Rational design of modular circuits for gene transcription: A test of the bottom-up approach

Abstract

Background: Most of synthetic circuits developed so far have been designed by an ad hoc approach, using a small number of components (i.e. LacI, TetR) and a trial and error strategy. We are at the point where an increasing number of modular, inter-changeable and well-characterized components is needed to expand the construction of synthetic devices and to allow a rational approach to the design.

Results: We used interchangeable modular biological parts to create a set of novel synthetic devices for controlling gene transcription, and we developed a mathematical model of the modular circuits. Model parameters were identified by experimental measurements from a subset of modular combinations. The model revealed an unexpected feature of the lactose repressor system, i.e. a residual binding affinity for the operator site by induced lactose repressor molecules. Once this residual affinity was taken into account, the model properly reproduced the experimental data from the training set. The parameters identified in the training set allowed the prediction of the behavior of networks not included in the identification procedure.

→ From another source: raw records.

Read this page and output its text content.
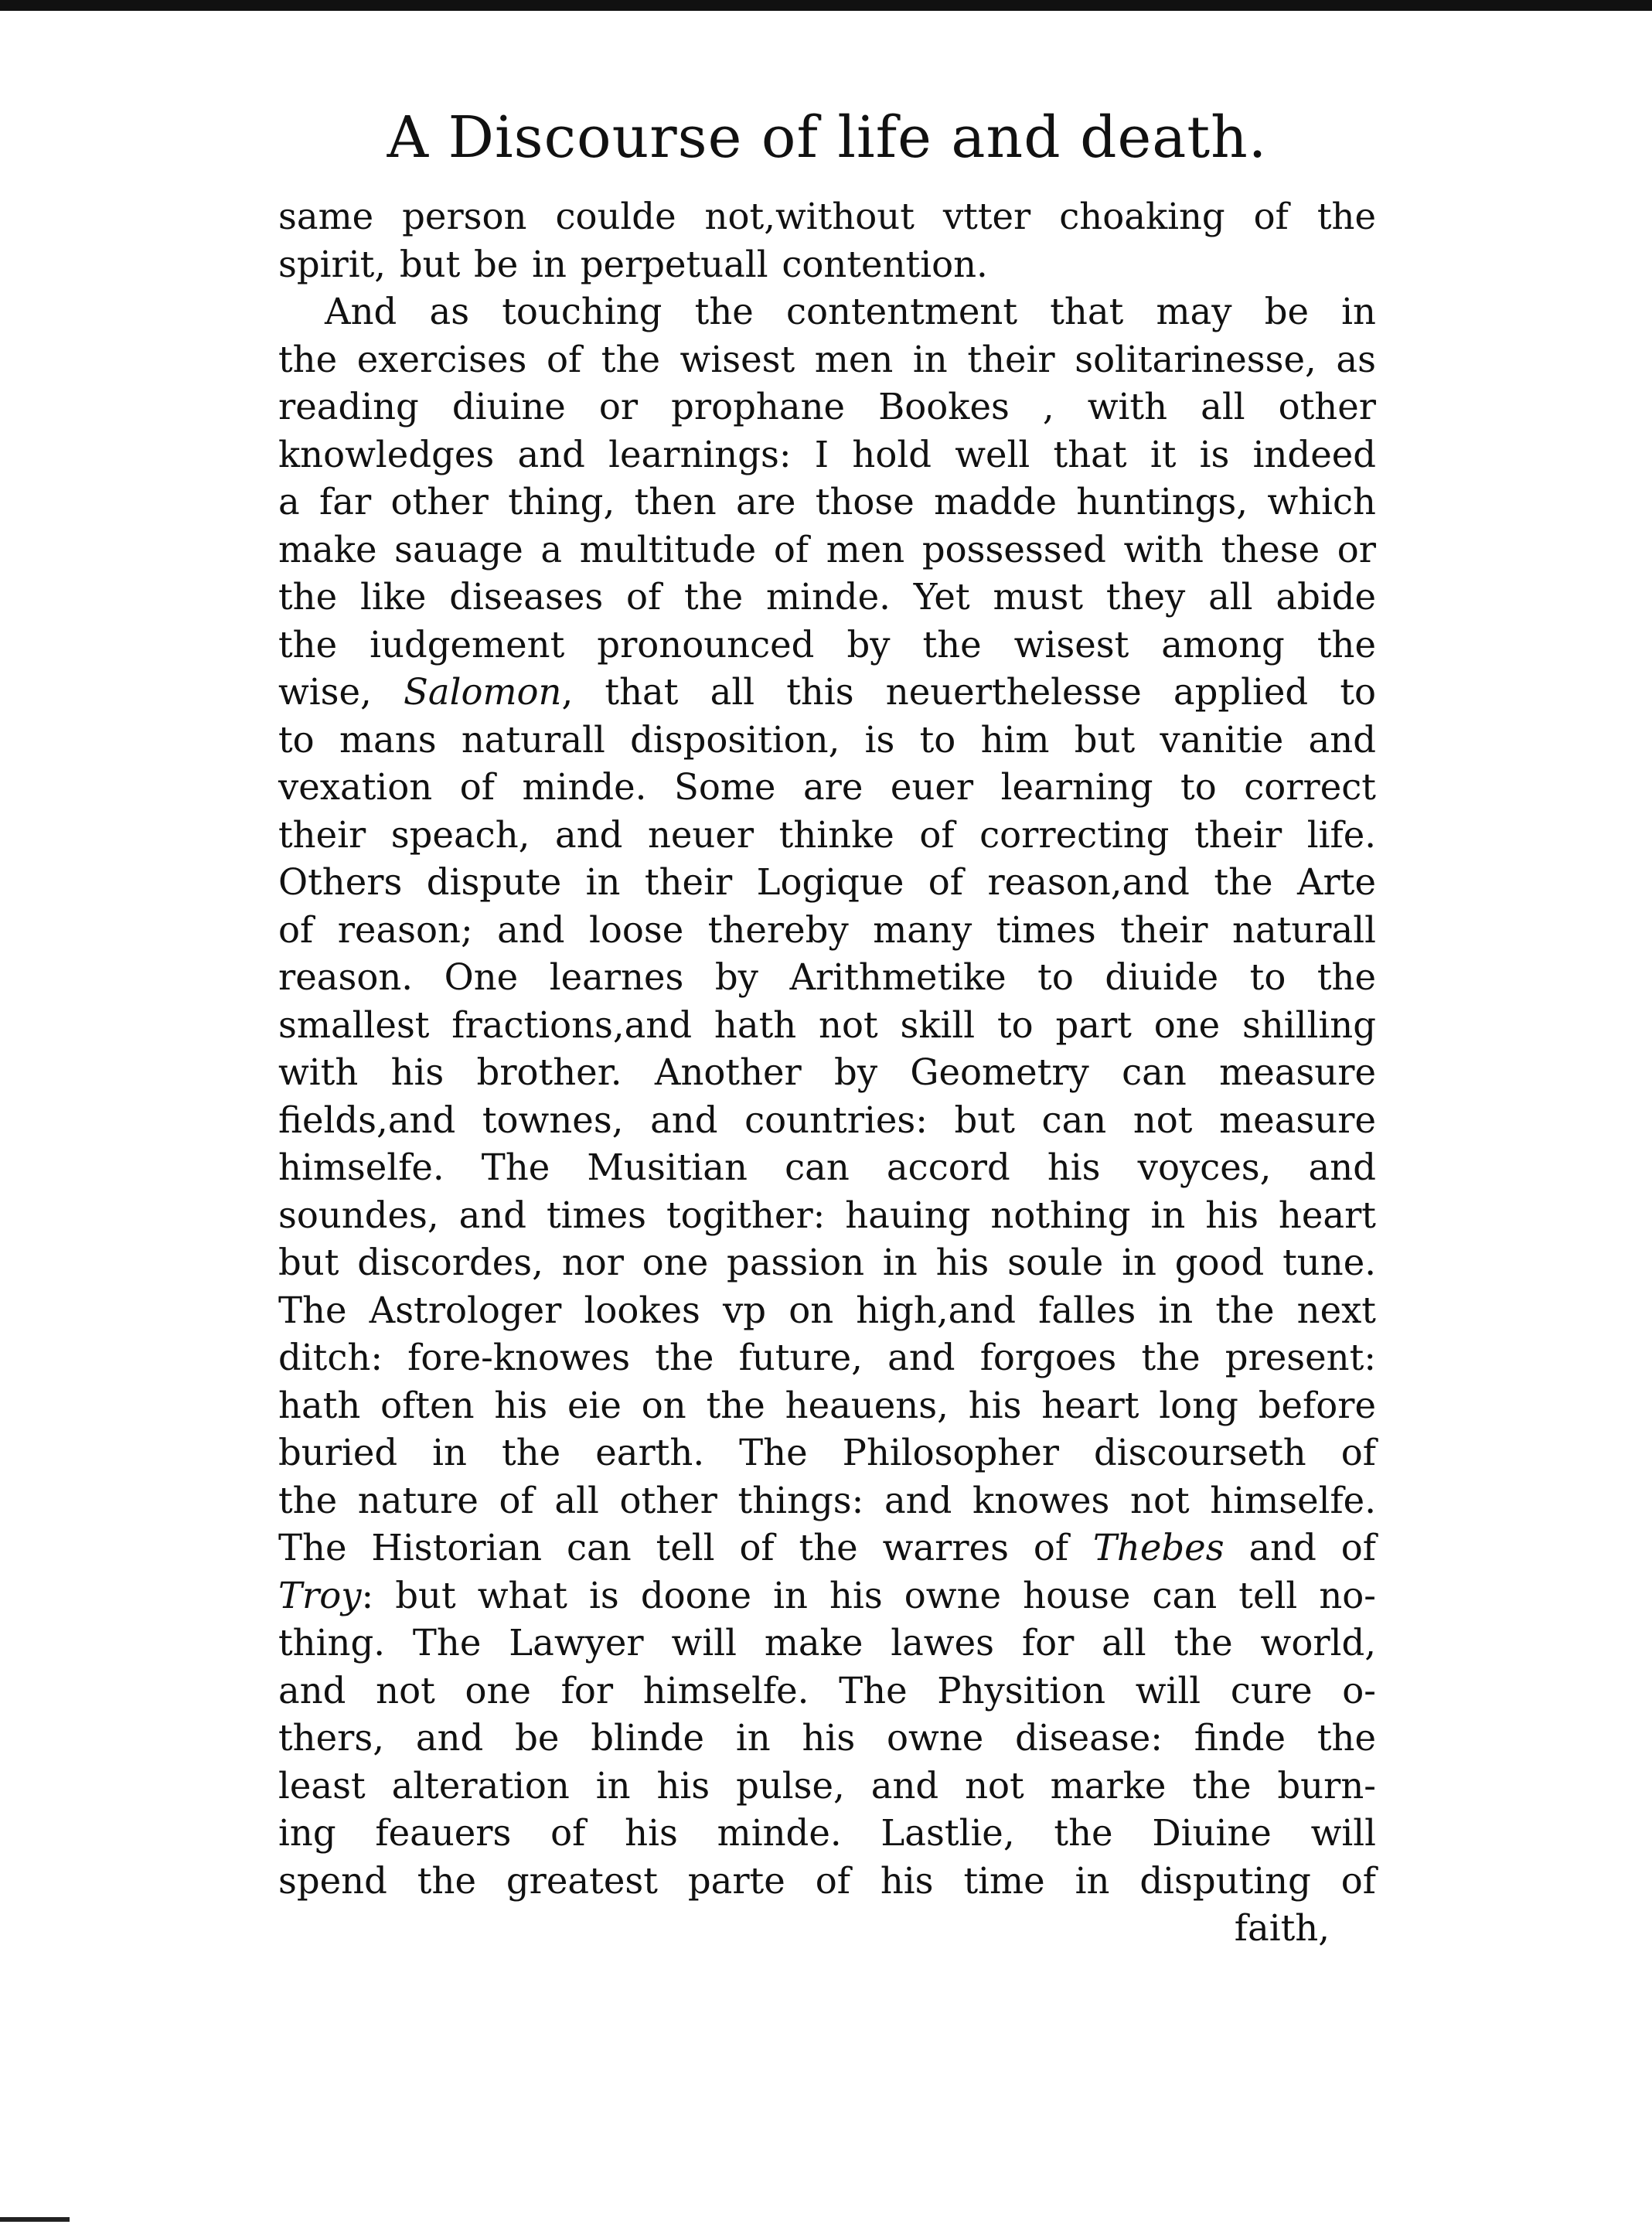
A Discourse of life and death.
same person coulde not,without vtter choaking of the
spirit, but be in perpetuall contention.
And as touching the contentment that may be in
the exercises of the wisest men in their solitarinesse, as
reading diuine or prophane Bookes , with all other
knowledges and learnings: I hold well that it is indeed
a far other thing, then are those madde huntings, which
make sauage a multitude of men possessed with these or
the like diseases of the minde. Yet must they all abide
the iudgement pronounced by the wisest among the
wise, Salomon, that all this neuerthelesse applied to
to mans naturall disposition, is to him but vanitie and
vexation of minde. Some are euer learning to correct
their speach, and neuer thinke of correcting their life.
Others dispute in their Logique of reason,and the Arte
of reason; and loose thereby many times their naturall
reason. One learnes by Arithmetike to diuide to the
smallest fractions,and hath not skill to part one shilling
with his brother. Another by Geometry can measure
fields,and townes, and countries: but can not measure
himselfe. The Musitian can accord his voyces, and
soundes, and times togither: hauing nothing in his heart
but discordes, nor one passion in his soule in good tune.
The Astrologer lookes vp on high,and falles in the next
ditch: fore-knowes the future, and forgoes the present:
hath often his eie on the heauens, his heart long before
buried in the earth. The Philosopher discourseth of
the nature of all other things: and knowes not himselfe.
The Historian can tell of the warres of Thebes and of
Troy: but what is doone in his owne house can tell no-
thing. The Lawyer will make lawes for all the world,
and not one for himselfe. The Physition will cure o-
thers, and be blinde in his owne disease: finde the
least alteration in his pulse, and not marke the burn-
ing feauers of his minde. Lastlie, the Diuine will
spend the greatest parte of his time in disputing of
faith,
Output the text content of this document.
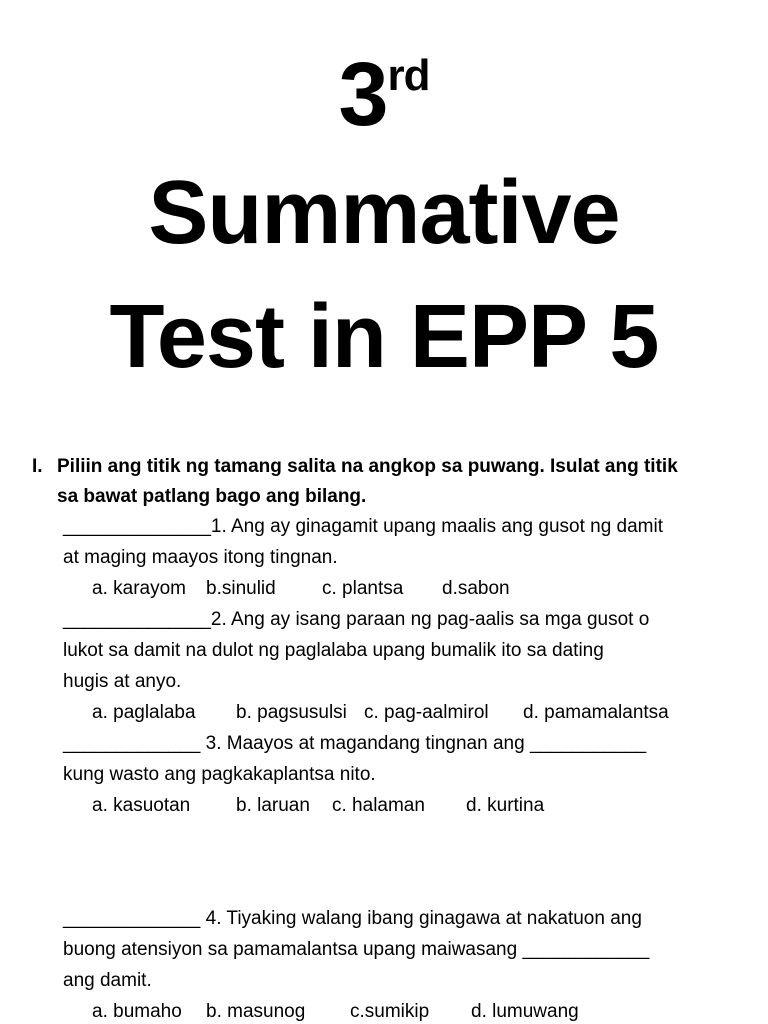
3rd
Summative
Test in EPP 5
I. Piliin ang titik ng tamang salita na angkop sa puwang. Isulat ang titik
sa bawat patlang bago ang bilang.
______________1. Ang ay ginagamit upang maalis ang gusot ng damit
at maging maayos itong tingnan.
a. karayom b.sinulid c. plantsa d.sabon
______________2. Ang ay isang paraan ng pag-aalis sa mga gusot o
lukot sa damit na dulot ng paglalaba upang bumalik ito sa dating
hugis at anyo.
a. paglalaba b. pagsusulsi c. pag-aalmirol d. pamamalantsa
_____________ 3. Maayos at magandang tingnan ang ___________
kung wasto ang pagkakaplantsa nito.
a. kasuotan b. laruan c. halaman d. kurtina
_____________ 4. Tiyaking walang ibang ginagawa at nakatuon ang
buong atensiyon sa pamamalantsa upang maiwasang ____________
ang damit.
a. bumaho b. masunog c.sumikip d. lumuwang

Conclusions: This study provides new quantitative evidences that the use of independent and well-characterized biological parts and mathematical modeling, what is called a bottom-up approach to the construction of gene networks, can allow the design of new and different devices re-using the same modular parts.

Figure 1

Gene circuits. Repressor (A) and Reporter (B) plasmids. Boxes highlight the parts that could be used as independent elements to tune the circuit outcome in a modular framework. As a proof of principle of the modular architecture, we created nine different gene circuits, combining three different operator sequences, O₁, O₂ and O_s, in two plasmids. (C) Gene circuit in cells transformed with both the plasmids. (D) Sequences of the three operator sites. Bold characters are used for the central G-C base pair in the naturally occurring operator sites O₁ and O₂. The left and right half operator sites in O₁ and O₂ are pseudo-symmetric, lower-case characters highlight the deviations from perfect symmetry. The base pairs that are different between the operators O₁ and O₂ are underlined in the O₂ sequence. The artificial operator site O_s was defined removing the central base pair G-C and creating a perfectly symmetric sequence based on the left half of the operator O₁. The affinity to lactose repressor of the three operator sites O₁, O₂ and O_s spans a range of over two orders of magnitude [27,28], which allows the analysis of the system behavior under wide changes of the parameters values.

Figure 2

Fluorescence levels. The normalized fluorescence, equation 2, in arbitrary units, is shown for cells transformed with: Reporter plasmid without the operator sequence (n = 6); Reporter plasmids with the O₁ (n = 5), O₂ (n = 8), and O_s (n = 10) operator sequence; Repressor plasmids with any of the three operator sequences and Reporter plasmid lacking the lactose operator sequence (n = 10); O₂O₂ induced with 1 mM IPTG (n = 13); O₁O₁ induced with 1 mM (n = 9) and 2 mM (n = 5) IPTG; O_sO_s induced with 1 mM (n = 4) and 8 mM (n = 3) IPTG. In absence of Repressor plasmids, the normalized fluorescence is the same if the Reporter plasmid does not include the operator sequence, or if it includes any of the three operator sequences tested. Co-transformation with a Repressor plasmid and a Reporter plasmid without the operator site causes a decrease in the maximum fluorescence, even if no LacI activity is exerted. The same fluorescence was observed in the O₂O₂ gene circuit at saturating concentrations of IPTG. On the other hand, the maximum fluorescence in the O₁O₁ and O_sO_s gene circuits is statistically different from the maximum value.

Figure 3

Percentage fluorescence in absence of IPTG (A), and dose-response curves for the gene-circuits O₂O₂ (B), O₁O₁ (C), and O_sO_s (D). In panel (A) grey bars with standard deviations are used for the experimental data while black squares are used for the simulated responses. In panels (C) and (D), a continuous line is used for the simulated dose-response curves in presence of a residual affinity for the operator sites by induced LacI molecules, while a dotted line is used for the simulated dose-response curves when this residual affinity is turned off. The y-axis is in logarithmic scale in panel (A). The x-axis is in logarithmic scale in panels (B) to (D). All the measurements were repeated at least five times.

Figure 4

Dose-response curves for gene circuits with different operator sequences on the Reporter and the Repressor plasmids. A continuous line is used for the simulated dose-response curves in presence of a residual affinity for the operator sites by induced LacI molecules, while a dotted line is used for the simulated dose-response curves when this residual affinity is turned off. All the measurements were repeated at least five times.